Kontakt durch die Punkszene

„Unser Kontakt in die Ukraine kam durch die Punkszene zustande“, sagt Radical-Aid-Force-Mitglied Zora, am Steuer des Vans sitzend. Nestor war früher selbst Mitglied einer Hardcorepunkband, er spielte zusammen mit verschiedenen Bands aus der Ukraine. Befreundet sei man etwa mit Bezlad aus Charkiw.

Man habe den Bekannten aus der Szene direkt am 24. Februar 2022 geschrieben und gefragt, wie man am besten helfen könnte. So ging es mit dem ehrenamtlichen Engagement los. Die subkulturellen Bezüge von früher leben weiter in Form internationaler Solidarität für die Menschen in der Ukraine im Krieg.

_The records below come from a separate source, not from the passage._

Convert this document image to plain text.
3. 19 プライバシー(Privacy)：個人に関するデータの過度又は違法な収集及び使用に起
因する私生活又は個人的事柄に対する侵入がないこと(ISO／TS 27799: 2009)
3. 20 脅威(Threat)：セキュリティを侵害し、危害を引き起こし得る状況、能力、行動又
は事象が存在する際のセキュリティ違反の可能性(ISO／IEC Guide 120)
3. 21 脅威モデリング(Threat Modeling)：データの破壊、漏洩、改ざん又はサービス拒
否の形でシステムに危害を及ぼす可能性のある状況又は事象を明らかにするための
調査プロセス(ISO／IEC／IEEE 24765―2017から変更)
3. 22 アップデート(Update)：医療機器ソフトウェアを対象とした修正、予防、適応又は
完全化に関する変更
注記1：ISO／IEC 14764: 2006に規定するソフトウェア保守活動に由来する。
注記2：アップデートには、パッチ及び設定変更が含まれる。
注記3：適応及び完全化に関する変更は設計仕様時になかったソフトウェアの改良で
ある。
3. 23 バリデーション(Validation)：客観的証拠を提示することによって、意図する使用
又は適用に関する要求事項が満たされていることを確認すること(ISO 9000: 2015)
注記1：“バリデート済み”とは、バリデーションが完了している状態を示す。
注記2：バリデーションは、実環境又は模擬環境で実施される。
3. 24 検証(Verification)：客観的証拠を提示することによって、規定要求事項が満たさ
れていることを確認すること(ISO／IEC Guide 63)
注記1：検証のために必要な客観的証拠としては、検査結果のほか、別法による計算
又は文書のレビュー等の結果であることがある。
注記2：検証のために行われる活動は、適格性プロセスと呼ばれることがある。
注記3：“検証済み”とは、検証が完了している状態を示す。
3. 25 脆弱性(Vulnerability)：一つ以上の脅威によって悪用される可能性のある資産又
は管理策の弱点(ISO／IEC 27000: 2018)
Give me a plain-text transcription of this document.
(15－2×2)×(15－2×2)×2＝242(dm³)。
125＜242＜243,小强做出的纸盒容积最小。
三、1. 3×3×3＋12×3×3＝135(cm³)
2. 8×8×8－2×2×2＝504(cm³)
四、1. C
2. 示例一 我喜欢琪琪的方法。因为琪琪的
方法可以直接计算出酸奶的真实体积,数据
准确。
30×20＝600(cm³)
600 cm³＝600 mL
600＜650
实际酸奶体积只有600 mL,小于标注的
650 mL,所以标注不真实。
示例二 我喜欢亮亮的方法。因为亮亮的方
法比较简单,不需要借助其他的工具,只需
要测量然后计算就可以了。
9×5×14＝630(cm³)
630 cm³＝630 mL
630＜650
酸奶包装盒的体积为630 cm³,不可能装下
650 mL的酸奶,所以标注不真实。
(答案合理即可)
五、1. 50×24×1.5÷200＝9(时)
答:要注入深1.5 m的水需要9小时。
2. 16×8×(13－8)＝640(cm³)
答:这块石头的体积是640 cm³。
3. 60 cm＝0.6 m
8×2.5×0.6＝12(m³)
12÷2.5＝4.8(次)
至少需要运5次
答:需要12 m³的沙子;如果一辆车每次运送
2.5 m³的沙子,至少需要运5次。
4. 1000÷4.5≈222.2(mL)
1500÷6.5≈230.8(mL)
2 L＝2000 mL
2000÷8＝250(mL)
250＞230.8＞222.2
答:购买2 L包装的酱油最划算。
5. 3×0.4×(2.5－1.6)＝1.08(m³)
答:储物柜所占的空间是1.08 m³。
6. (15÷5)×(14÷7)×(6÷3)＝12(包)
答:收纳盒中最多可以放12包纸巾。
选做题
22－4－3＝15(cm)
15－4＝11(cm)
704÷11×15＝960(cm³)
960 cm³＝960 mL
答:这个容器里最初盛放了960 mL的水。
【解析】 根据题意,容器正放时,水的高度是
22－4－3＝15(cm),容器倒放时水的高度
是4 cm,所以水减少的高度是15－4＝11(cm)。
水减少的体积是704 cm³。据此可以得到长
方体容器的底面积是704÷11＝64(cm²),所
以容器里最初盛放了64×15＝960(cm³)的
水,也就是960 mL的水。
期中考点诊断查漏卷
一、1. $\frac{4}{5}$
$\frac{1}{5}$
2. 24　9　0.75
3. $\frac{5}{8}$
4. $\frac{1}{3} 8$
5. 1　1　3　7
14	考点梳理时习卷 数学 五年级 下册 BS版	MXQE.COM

Unterwegs bei einem Zwischenstopp in den Lagerräumen der Solidarity Collectives in Kyjiw werden die Opfer, die der Befreiungskampf fordert, sichtbar: über dem Kamin hängen Fotos gefallener anarchistischer Soldat*innen. Zuletzt starb ihr Freund Marsy im Kampf um Avdiivka, berichten Hel­fer*in­nen der taz. Bevor er in den Kampf zog, schloss der Brite in Oxford ein Geschichtsstudium ab. Weitere Details und sein voller Name werden auf Wunsch der Familie nicht genannt.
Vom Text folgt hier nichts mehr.